O declínio de um homem - Osamu Dazai

 






Jorge F. Isah



Este foi um livro que me trouxe angústia. Lê-lo foi, por inúmeros momentos, uma tarefa difícil. Não tanto pela escrita de Dazai, a qual é fluente, simples, sem eufemismos, digressões ou hermetismo; pelo contrário, ela é simples como também o é a história. Cheguei mesmo a pensar estar diante de um autor beatnik, como Bukowski, em termos narrativos, nos pensamentos caóticos, no niilismo e uma fatia generosa de autodestruição. Entretanto, se o alterego de Bukowski é um valentão, másculo e irascível em sua inflexível aversão à humanidade, disposto a se embebedar, pegar o primeiro rabo-de-saia, como a revirar lixo sem a expectativa de encontrar algo útil e aproveitável (é possível notar aspectos nitidamente jactantes, de superioridade e desprezo), o personagem principal de Dazai é fraco, maleável, inseguro e daí vem a sua “aversão” às relações sociais. Em linhas gerais, ambos, cada um à sua maneira, foge para a bebida, drogas e sexo como o navio, em meio à tormenta, busca o ancoradouro seguro, mas encontra apenas o naufrágio inevitável. Ambos, em suas fraquezas e inaptidões, a despeito da intrepidez e valentia de um, a covardia e pusilanimidade de outro, querem fugir de si mesmos, a despeito de o fazerem alegadamente por causa do(s) outro(s); com isso, não se turbam a estragar os leais, ingênuos e sinceros, aliando-se aos traiçoeiros e tóxicos. O afundar-se cada vez mais é questão de tempo, e em seu errático destino, talvez o objetivo inconsciente e permeável.
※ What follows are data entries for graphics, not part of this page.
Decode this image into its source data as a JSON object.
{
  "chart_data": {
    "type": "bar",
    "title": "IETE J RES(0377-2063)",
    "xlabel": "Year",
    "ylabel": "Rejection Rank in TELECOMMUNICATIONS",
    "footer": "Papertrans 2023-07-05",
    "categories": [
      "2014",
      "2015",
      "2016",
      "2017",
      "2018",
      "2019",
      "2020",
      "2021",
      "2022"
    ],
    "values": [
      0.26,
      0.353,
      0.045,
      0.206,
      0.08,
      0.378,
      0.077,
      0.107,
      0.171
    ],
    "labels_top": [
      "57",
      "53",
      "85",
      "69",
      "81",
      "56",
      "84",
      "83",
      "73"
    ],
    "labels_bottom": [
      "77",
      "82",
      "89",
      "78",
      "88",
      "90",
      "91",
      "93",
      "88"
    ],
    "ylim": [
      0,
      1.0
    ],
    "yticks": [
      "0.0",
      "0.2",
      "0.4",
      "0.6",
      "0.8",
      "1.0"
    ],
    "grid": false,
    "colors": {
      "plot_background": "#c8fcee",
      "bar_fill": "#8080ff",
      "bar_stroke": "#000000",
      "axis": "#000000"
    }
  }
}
Julgar personagens (não muito ficcionais) não parece justo aos olhares relativistas e condescendentes de boa parte das pessoas, especialmente de leitores. A grande massa, o “populacho”, de maneira geral, não se interessa por literatura e pouco se dá se Dazai era frívolo e Bukowski chucro. Estão mais preocupados em colocar comida à mesa e se divertir nas horas vagas com futebol, novela ou reality- show. Nada muito profundo ou que faça pensar. Por meu lado, ainda que originário de família pobre (eu mesmo permaneço no “populacho”) acredito na literatura como instrumento para entender o mundo, a realidade e, também, a mim mesmo. Claro, não estou a falar de qualquer literatura, mas da boa e velha, universal bibliografia, e onde estão retratados os dramas, angústias, alegrias e o nexo social, sem as quais a vida é simplesmente o degredo da morte e a babel de emoções e palpites caprichosos... Se como os pós-modernistas afirmam com todas as letras não haver absoluto, certo e errado, por que se apressam em me condenar?... Não é possível amadurecer e aperfeiçoar-se sem julgamentos, sem avaliar erros e acertos, sem que verdades absolutas e universais sejam reconhecidas como tais, pois, do contrário, o parâmetro será tão somente o próprio umbigo, e o caminho entre ele e a mente tortuoso e inatural.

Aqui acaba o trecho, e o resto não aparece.